Saya teringat pada rencana kerja banyak
kementerian di Indonesia. Hampir semuanya menitikberatkan pada pemenuhan
kebutuhan rakyat banyak. Tapi saat program-program itu dibedah, kita tak
menemukan banyak contoh bagaimana visi itu dibumikan dalam kerja-kerja ril.
Betapa anehnya ketika negeri agraris yang punya banyak petani ini justru mengimpor
banyak hasil pangan.
![]() |
bersama mahasiswi Thailand yang akan ikut karnaval |
Problemnya adalah kita selalu ingin sesuatu
yang instan. Kita ingin mengatasi kebutuhan pangan, tanpa membangun fundasi
yang kuat di masyarakat kita. Solusi jangka pendek memang penting, tapi jauh
lebih penting lagi membangun satu fundasi yang kuat untuk menguatkan
masyarakat, sehingga di masa depan, negeri ini bisa berpijak di atas kakinya
sendiri dalam memenuhi segala kebutuhannya. Menggapai masa depan bisa dilakukan
dengan cara menguatkan masyarakat dengan cara memberikan edukasi dan jalan
keluar pada mereka agar bisa lebih sejahtera.
Problem lain adalah kita selalu mempersoalan identitas, tanpa masuk ke substansi. Kita selalu menyoal pilihan ideologi, agama seorang pemimpin, berapa kali orang lain beribadah, tanpa membahas sejauh mana kapasitas, serta kemampuan seseorang. Kita lebih sibuk membuktikan orang lain adalah kafir dan akan masuk neraka, tanpa menjadikan diri kita sebagai berkah bagi sekeliling. Kita tak juga membahas bagaimana langkah-langkah kecil untuk menggapai mimpi bangsa, yakni "untuk mencapai masyarakat yang adil dan makmur, material dan spiritual." Di saat kita masih sibuk berdebat tentang seperti apa ideologi, bangsa-bangsa lain telah lama melesat ke depan.
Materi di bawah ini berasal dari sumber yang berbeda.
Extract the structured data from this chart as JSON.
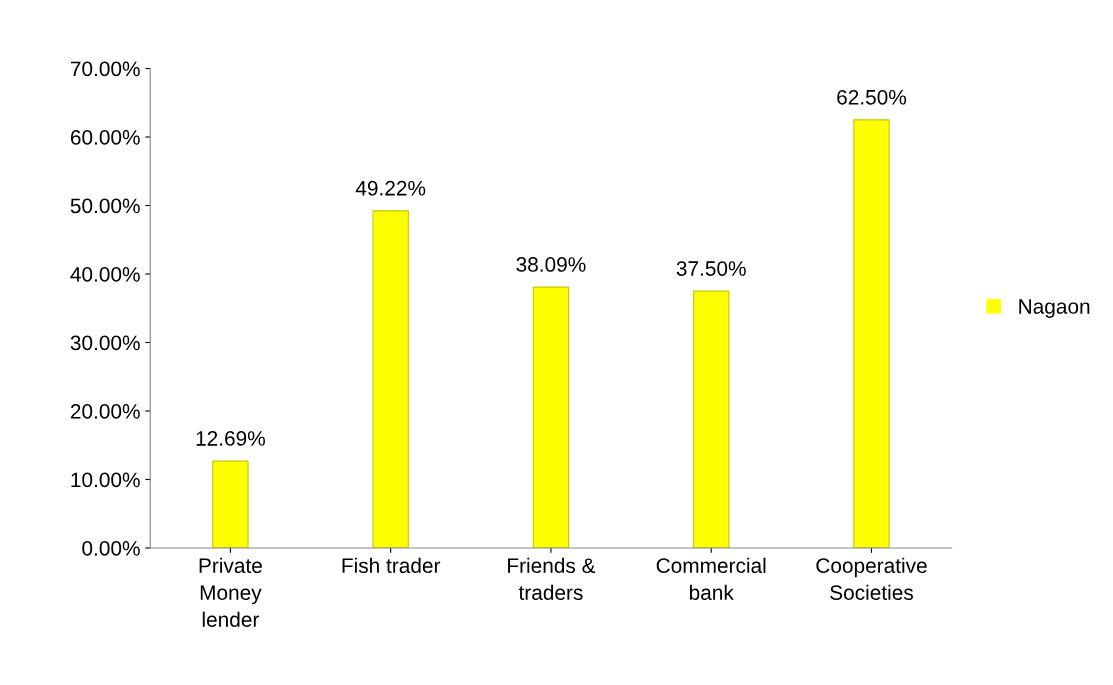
{
  "chart_data": {
    "type": "bar",
    "categories": [
      "Private\nMoney\nlender",
      "Fish trader",
      "Friends &\ntraders",
      "Commercial\nbank",
      "Cooperative\nSocieties"
    ],
    "series": [
      {
        "name": "Nagaon",
        "color": "#ffff00",
        "values": [
          12.69,
          49.22,
          38.09,
          37.5,
          62.5
        ],
        "value_labels": [
          "12.69%",
          "49.22%",
          "38.09%",
          "37.50%",
          "62.50%"
        ]
      }
    ],
    "ylim": [
      0,
      70
    ],
    "yticks": [
      {
        "value": 0,
        "label": "0.00%"
      },
      {
        "value": 10,
        "label": "10.00%"
      },
      {
        "value": 20,
        "label": "20.00%"
      },
      {
        "value": 30,
        "label": "30.00%"
      },
      {
        "value": 40,
        "label": "40.00%"
      },
      {
        "value": 50,
        "label": "50.00%"
      },
      {
        "value": 60,
        "label": "60.00%"
      },
      {
        "value": 70,
        "label": "70.00%"
      }
    ],
    "grid": false,
    "legend": "right"
  }
}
Jangan salah, Indonesia memang luas, tapi dalam beberapa hal, Thailand lebih baik, lebih aman, lebih melindungi rakyatnya.
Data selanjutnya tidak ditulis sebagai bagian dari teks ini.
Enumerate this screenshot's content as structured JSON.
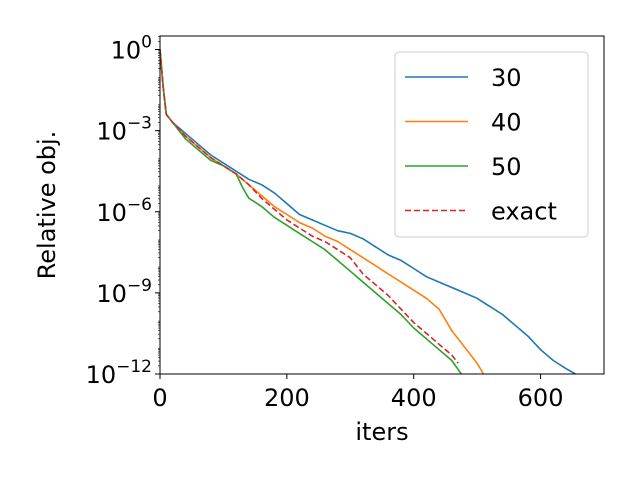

Pada titik ini, saya bisa memahami mengapa seorang raja sangat dicintai di Thailand. Seorang raja adalah personifikasi pemimpin yang berbuat banyak untuk rakyat biasa. Visinya yang kuat menjadi mercusuar yang menyelamatkan bangsa itu dari berbagai bencana sosial dan ekonomi, lalu membawa rakyatnya untuk lebih maju.
Pada titik ini, saya bisa memahami mengapa seorang raja sangat dicintai di Thailand. Seorang raja adalah personifikasi pemimpin yang berbuat banyak untuk rakyat biasa. Visinya yang kuat menjadi mercusuar yang menyelamatkan bangsa itu dari berbagai bencana sosial dan ekonomi, lalu membawa rakyatnya untuk lebih maju.
Menggapai visi memang membutuhkan waktu.
Makanya, membangun fundasi kuat sangat penting sebagai batu loncatan ke arah
apa yang diharapkan. Yang hilang dari bangsa kita adalah kesabaran untuk
membangun fundasi kuat. Kita ingin hasil yang cepat. Kita ingin segera panen,
tanpa bekerja. Kita ingin terlihat hebat. Kita ingin segera memetik hasil.
Namun, kita melupakan hal penting. Bagaimana
bekerja keras meletakkan fundasi bangsa, bagaimana menyusun perencanaan yang
rapi untuk masa depan, bagaimana menyiapkan hari ini untuk menjemput masa depan
yang gemilang.
Kerajaan Thailand membangun fundasi itu.
Bagaimanakah halnya dengan “Kerajaan” Indonesia? Nampaknya kita mesti segara
bercermin dan melihat ulang apa saja yang sudah dan belum dicapai.